Mohon tunggu...
Hastomi Al Furqoni
Hastomi Al Furqoni Mohon Tunggu... karyawan swasta -

Civil engineer. Menyukai hiking dan traveling. Tinggal di kota hujan, selatan Jakarta.

Selanjutnya

Tutup

Sosbud

Delusi

4 Agustus 2014   20:46 Diperbarui: 18 Juni 2015   04:26 87
+
Laporkan Konten
Laporkan Akun
Kompasiana adalah platform blog. Konten ini menjadi tanggung jawab bloger dan tidak mewakili pandangan redaksi Kompas.
Lihat foto
Kubah masjid Andalusia Sentul. Photo by @sureadin.

Malam semakin dalam, suara jangkrik semakin nyaring terdengar. Tapi malam ini berbeda karena jangkrik tidak sendiri: suara takbir menggema dari masjid di seluruh kota, diselingi letusan petasan yang tak henti-hanti. Jalanan masih sedikit basah sisa hujan tadi sore.

Saya duduk di teras depan rumah sambil memandangi jalan. Sesekali satu dua kendaraan roda dua atau roda empat melintas. Sepertinya banyak orang – terutama anak muda- yang merayakan malam takbiran ini di jalan di tengah kota. Saya sendiri tidak pernah menghabiskan malam takbiran di luar rumah. Adik-adik dan keponakan sudah tidur, juga bapak-bapaknya.
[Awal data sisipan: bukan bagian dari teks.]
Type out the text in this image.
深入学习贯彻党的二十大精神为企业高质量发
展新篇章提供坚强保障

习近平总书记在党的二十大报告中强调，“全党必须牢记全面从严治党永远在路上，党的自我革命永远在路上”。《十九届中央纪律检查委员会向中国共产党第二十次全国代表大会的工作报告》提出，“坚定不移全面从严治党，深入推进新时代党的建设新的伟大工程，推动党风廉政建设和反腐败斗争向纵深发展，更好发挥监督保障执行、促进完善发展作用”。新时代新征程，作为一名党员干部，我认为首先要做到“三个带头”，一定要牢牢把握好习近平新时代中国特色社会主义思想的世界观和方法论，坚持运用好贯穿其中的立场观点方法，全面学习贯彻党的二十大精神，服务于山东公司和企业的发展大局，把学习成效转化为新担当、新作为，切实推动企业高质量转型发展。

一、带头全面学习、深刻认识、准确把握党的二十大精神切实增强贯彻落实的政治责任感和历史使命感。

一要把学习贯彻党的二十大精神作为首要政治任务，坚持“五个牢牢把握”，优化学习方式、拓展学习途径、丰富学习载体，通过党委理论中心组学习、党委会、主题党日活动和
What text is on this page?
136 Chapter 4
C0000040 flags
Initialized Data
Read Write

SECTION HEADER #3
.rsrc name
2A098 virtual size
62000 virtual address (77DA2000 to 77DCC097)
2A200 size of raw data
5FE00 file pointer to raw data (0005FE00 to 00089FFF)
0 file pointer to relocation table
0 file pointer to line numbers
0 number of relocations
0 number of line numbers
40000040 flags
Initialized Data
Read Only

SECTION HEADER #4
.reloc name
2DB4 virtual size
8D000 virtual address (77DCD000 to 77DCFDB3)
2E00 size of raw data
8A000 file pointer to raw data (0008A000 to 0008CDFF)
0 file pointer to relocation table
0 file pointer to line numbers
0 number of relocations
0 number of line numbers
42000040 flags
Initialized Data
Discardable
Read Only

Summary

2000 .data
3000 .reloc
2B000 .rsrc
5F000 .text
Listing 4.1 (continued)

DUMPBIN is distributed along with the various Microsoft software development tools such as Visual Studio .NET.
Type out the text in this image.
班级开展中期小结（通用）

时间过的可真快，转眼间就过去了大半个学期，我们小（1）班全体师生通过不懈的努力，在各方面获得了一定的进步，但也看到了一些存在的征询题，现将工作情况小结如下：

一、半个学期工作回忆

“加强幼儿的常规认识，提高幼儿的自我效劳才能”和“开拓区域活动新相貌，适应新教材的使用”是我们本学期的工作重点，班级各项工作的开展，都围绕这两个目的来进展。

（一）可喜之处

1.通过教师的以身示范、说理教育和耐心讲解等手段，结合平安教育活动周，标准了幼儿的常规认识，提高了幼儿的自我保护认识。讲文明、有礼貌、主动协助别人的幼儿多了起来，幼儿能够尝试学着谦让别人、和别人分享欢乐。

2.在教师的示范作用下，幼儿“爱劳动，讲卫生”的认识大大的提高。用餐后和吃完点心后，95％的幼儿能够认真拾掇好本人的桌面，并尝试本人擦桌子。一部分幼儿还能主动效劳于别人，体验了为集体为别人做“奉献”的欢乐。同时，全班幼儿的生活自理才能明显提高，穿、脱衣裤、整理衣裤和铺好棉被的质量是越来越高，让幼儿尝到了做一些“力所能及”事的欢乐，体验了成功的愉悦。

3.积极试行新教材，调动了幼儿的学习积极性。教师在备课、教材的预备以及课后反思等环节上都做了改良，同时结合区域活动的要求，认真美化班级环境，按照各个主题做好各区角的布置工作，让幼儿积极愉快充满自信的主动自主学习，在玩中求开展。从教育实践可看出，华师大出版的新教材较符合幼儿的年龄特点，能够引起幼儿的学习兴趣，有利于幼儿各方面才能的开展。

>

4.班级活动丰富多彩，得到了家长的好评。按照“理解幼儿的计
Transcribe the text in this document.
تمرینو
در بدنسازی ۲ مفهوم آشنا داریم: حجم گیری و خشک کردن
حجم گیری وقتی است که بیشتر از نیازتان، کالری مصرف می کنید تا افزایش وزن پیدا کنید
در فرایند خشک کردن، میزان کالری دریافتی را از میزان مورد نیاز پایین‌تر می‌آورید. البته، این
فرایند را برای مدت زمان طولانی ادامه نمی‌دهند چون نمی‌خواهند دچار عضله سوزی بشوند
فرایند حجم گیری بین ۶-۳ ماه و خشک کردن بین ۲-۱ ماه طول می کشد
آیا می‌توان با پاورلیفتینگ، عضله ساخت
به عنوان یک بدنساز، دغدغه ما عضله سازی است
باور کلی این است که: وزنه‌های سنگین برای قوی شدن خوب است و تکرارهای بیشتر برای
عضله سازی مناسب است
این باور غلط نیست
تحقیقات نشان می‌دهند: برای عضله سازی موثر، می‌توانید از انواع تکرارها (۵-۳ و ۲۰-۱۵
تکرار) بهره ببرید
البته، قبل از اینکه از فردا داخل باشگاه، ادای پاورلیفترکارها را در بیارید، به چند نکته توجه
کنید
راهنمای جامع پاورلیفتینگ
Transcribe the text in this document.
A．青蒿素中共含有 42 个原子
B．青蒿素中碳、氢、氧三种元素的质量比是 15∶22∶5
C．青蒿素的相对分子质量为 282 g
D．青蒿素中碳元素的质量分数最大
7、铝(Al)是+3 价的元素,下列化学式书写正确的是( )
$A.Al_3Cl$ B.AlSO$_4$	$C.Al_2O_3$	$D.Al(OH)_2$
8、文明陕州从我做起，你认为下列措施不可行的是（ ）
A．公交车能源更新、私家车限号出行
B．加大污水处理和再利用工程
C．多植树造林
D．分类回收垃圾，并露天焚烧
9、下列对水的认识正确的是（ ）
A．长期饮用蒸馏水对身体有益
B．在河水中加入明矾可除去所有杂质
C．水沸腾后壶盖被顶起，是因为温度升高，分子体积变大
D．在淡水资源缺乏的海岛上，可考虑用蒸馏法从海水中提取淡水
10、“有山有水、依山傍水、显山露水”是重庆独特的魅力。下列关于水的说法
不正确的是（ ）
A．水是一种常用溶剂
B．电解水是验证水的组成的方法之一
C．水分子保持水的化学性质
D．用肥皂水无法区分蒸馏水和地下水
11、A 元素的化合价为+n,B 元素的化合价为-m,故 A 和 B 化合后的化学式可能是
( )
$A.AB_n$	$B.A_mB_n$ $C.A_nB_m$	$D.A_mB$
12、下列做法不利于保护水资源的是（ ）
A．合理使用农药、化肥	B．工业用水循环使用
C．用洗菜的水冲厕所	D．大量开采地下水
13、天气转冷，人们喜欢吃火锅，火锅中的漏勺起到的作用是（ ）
Tinggal ibu-ibu di dapur menyempurnakan persiapan hidangan lebaran untuk besok pagi. Mungkin ini tipikal di semua rumah orang pada malam ini. Demi mengisi waktu lengang ini saya ambil kunci motor dan mencoba berkeliling. Ternyata jalanan penuh ramai, banyak pemuda-pemudi, kendaraan dan petasan. Polisi berjaga-jaga di sudut kota. Saya membelokkan ke jalanan yang agak sepi. Di lapangan-lapangan terlihat pemuda menyiapkan lajur-lajur shaf dengan rafia, dan sesekali terdengar sound system dicoba. Saat angin malam yang dingin menerpa wajah, saya mencoba merenungi satu bulan ke belakang. Satu hal yang saya pelajari dalam Ramadhan kali ini: betapa pikiran dan perasaan kita bisa begitu delusional. Di tengah puasa, saat siang hari dan matahari sedang terik-teriknya, pikiran dan perasaan saya mengatakan bahwa makanan dan minuman apa pun rasanya sangat nikmat seandainya bisa dimakan/minum pada saat itu. Namun saat waktunya berbuka, setelah satu cawan es buah saya habiskan, rasanya es buah itu tidak senikmat yang saya bayangkan pada saat siang hari. Saya mencoba meyakinkan diri saya pada esok siangnya bahwa makanan dan minuman itu sebenarnya tak seindah yang saya bayangkan, tapi pikiran dan perasaan saya tak mampu menerimanya. Di siang hari, tetap saja akal saya berpikir bahwa nikmat sekali makanan dan minuman itu seandainya bisa disantap di siang bolong. Bahkan makanan-makanan kecil yang jarang saya makan pun akan nampak begitu menggairahkan. Begitulah, maka saya menyimpulkan bahwa pikiran dan perasaan kita bukan representasi kebenaran. Ia bisa jadi hanya sebuah delusi .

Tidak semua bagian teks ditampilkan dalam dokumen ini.